As per data from Coingecko, the average cost of household electricity required to mine a single Bitcoin stands at $46,291. This marks a 35% rise when compared to the average daily price of 1 BTC in July 2023, which amounted to $30,090. Nevertheless, it’s essential to acknowledge that these figures can vary significantly across different geographical regions.
The amount of energy units utilized during the process of mining one BTC in an hour may not be as distinct as expected. This is particularly true when juxtaposed with typical household appliances. While the hourly electricity consumption for mining one Bitcoin surpasses that of a Gaming PC, an air conditioner, a leaf blower, and even an electric kettle, it’s worth noting that drying clothes consumes significantly more electricity than BTC mining. Drying clothes consumes a total of 5 kWh, whereas BTC mining utilizes 4.6 kWh.
Is mining Bitcoin at home a good option?
Mining Bitcoin using a personal computer has lost its profitability due to various factors.
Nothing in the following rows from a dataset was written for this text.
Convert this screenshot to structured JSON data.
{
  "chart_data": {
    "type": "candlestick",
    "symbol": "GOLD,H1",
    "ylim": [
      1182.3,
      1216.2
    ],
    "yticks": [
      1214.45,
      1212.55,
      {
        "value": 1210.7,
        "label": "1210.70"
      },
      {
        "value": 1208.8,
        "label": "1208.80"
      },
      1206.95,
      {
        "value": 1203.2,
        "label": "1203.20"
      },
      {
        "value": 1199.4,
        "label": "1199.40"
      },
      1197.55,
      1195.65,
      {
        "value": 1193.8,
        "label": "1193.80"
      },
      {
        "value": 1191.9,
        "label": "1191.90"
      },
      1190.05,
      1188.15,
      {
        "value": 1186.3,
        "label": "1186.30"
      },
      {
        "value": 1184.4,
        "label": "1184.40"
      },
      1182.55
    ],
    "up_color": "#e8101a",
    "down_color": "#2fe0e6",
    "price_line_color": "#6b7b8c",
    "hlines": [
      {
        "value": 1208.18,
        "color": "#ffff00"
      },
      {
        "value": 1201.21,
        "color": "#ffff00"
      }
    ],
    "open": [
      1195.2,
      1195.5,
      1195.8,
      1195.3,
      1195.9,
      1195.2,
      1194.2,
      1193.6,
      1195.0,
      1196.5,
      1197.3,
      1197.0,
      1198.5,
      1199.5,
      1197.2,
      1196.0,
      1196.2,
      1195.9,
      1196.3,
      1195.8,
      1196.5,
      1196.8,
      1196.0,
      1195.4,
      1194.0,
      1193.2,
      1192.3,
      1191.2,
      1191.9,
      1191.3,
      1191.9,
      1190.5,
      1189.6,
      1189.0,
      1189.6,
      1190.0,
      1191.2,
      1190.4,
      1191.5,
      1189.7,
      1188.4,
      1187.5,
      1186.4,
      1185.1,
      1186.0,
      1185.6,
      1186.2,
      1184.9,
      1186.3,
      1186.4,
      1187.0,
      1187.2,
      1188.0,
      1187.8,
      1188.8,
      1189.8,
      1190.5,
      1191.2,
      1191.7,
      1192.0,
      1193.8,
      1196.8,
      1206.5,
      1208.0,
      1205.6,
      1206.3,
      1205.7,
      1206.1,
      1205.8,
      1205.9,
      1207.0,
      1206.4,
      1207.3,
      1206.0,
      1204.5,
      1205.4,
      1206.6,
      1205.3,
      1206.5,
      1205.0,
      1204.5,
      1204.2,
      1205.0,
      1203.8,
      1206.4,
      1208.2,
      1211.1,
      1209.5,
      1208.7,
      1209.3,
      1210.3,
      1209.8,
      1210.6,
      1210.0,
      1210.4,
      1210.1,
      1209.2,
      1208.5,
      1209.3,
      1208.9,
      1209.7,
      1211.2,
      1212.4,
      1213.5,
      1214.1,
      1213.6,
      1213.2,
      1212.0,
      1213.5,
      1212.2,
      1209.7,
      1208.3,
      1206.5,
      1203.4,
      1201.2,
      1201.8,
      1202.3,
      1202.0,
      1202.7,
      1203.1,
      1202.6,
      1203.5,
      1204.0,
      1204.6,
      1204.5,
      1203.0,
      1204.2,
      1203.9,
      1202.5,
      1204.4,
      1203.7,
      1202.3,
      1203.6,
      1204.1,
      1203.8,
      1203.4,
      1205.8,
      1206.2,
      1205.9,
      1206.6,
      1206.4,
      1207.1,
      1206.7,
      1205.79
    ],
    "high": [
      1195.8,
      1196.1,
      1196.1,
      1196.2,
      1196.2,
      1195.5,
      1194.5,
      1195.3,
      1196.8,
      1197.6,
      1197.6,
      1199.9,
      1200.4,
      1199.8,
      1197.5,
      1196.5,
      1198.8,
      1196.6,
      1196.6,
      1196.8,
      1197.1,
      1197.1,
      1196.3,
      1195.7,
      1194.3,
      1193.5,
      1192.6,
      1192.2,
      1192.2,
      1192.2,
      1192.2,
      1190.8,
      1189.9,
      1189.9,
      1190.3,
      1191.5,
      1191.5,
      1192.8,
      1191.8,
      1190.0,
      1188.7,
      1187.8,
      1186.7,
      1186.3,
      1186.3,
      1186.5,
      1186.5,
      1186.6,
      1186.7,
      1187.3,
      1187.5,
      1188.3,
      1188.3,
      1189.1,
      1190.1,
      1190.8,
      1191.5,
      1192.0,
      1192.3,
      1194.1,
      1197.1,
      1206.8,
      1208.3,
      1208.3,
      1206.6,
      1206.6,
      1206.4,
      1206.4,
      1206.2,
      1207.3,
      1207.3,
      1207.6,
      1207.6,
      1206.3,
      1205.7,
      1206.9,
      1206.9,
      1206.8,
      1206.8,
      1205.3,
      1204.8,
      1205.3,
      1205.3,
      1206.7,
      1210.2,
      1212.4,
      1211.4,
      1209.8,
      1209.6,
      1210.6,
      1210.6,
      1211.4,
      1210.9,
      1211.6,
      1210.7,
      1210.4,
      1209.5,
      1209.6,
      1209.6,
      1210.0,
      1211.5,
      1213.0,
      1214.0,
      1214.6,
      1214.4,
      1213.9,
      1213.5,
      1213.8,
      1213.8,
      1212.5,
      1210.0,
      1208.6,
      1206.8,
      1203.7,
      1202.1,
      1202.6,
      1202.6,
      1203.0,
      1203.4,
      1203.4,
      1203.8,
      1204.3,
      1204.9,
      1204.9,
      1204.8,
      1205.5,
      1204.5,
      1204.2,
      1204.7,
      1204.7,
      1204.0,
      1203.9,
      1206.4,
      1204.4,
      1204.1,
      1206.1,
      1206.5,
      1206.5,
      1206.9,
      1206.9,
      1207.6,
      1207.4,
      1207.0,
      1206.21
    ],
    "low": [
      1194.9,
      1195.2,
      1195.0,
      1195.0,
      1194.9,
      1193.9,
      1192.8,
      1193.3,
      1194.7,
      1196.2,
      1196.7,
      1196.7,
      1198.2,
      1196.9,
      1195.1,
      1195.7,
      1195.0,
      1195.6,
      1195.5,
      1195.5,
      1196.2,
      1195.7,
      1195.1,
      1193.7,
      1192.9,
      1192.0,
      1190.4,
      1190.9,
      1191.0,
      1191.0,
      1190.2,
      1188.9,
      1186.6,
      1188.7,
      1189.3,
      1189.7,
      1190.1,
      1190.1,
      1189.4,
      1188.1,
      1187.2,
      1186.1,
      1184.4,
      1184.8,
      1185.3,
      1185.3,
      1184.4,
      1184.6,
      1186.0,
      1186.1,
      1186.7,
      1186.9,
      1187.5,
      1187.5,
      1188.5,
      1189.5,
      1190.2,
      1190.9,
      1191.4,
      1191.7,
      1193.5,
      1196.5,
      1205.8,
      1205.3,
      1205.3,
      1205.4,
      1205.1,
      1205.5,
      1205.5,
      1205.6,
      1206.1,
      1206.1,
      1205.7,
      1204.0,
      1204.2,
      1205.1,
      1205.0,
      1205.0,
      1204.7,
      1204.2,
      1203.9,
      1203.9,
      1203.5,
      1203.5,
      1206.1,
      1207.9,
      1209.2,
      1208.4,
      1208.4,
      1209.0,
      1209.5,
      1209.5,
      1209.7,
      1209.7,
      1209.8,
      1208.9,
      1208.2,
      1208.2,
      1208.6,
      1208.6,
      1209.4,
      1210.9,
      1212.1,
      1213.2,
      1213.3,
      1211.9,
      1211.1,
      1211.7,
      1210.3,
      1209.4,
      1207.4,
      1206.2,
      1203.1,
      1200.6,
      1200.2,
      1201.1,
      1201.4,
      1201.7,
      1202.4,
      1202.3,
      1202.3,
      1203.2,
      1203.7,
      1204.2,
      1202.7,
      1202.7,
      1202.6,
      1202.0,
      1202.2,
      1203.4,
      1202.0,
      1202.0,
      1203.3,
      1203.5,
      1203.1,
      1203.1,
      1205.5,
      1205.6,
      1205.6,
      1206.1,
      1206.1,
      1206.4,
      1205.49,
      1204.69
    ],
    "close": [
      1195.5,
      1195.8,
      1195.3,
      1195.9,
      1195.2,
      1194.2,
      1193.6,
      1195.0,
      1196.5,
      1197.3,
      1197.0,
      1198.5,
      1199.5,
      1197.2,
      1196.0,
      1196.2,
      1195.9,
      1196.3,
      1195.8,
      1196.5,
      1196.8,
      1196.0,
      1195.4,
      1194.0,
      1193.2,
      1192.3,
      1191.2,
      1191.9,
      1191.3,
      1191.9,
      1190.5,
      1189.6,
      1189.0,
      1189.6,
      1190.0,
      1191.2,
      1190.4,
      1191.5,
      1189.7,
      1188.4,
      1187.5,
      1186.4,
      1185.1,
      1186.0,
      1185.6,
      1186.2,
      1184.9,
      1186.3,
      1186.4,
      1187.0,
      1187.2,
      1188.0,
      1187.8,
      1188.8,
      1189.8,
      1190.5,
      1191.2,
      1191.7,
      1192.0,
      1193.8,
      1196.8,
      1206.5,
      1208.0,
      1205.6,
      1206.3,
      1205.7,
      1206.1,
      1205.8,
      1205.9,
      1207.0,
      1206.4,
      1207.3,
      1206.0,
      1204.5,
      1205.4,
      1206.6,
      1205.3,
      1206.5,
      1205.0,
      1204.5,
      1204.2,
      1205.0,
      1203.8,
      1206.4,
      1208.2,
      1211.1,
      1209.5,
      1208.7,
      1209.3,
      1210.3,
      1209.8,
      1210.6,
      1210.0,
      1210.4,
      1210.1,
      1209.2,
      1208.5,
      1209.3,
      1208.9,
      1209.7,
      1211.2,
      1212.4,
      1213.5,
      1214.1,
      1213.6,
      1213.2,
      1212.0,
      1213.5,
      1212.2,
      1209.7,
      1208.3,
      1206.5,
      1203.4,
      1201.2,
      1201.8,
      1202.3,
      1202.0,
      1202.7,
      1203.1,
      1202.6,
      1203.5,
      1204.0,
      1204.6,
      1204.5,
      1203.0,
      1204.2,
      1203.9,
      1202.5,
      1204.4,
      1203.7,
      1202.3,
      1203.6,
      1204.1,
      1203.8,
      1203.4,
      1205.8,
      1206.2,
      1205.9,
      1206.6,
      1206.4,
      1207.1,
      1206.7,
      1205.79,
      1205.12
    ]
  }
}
A primary factor is the substantial increase in the mining difficulty level over the years. As the mining community grows with more participants, the difficulty level rises, rendering it increasingly challenging for individuals to mine Bitcoin and receive rewards.
Moreover, the utilization of dedicated mining hardware is a challenge to profitability in Bitcoin mining. ASICs are built for Bitcoin mining. It boasts significantly higher processing power compared to a standard home computer. They have the capability to mine BTC at a substantially faster pace than a typical household PC. Consequently, this creates a formidable barrier for individual miners to remain competitive.
Additionally, the majority of ASICs are acquired in bulk by large Bitcoin mining operations, leading to supply constraints and elevated costs for individual miners.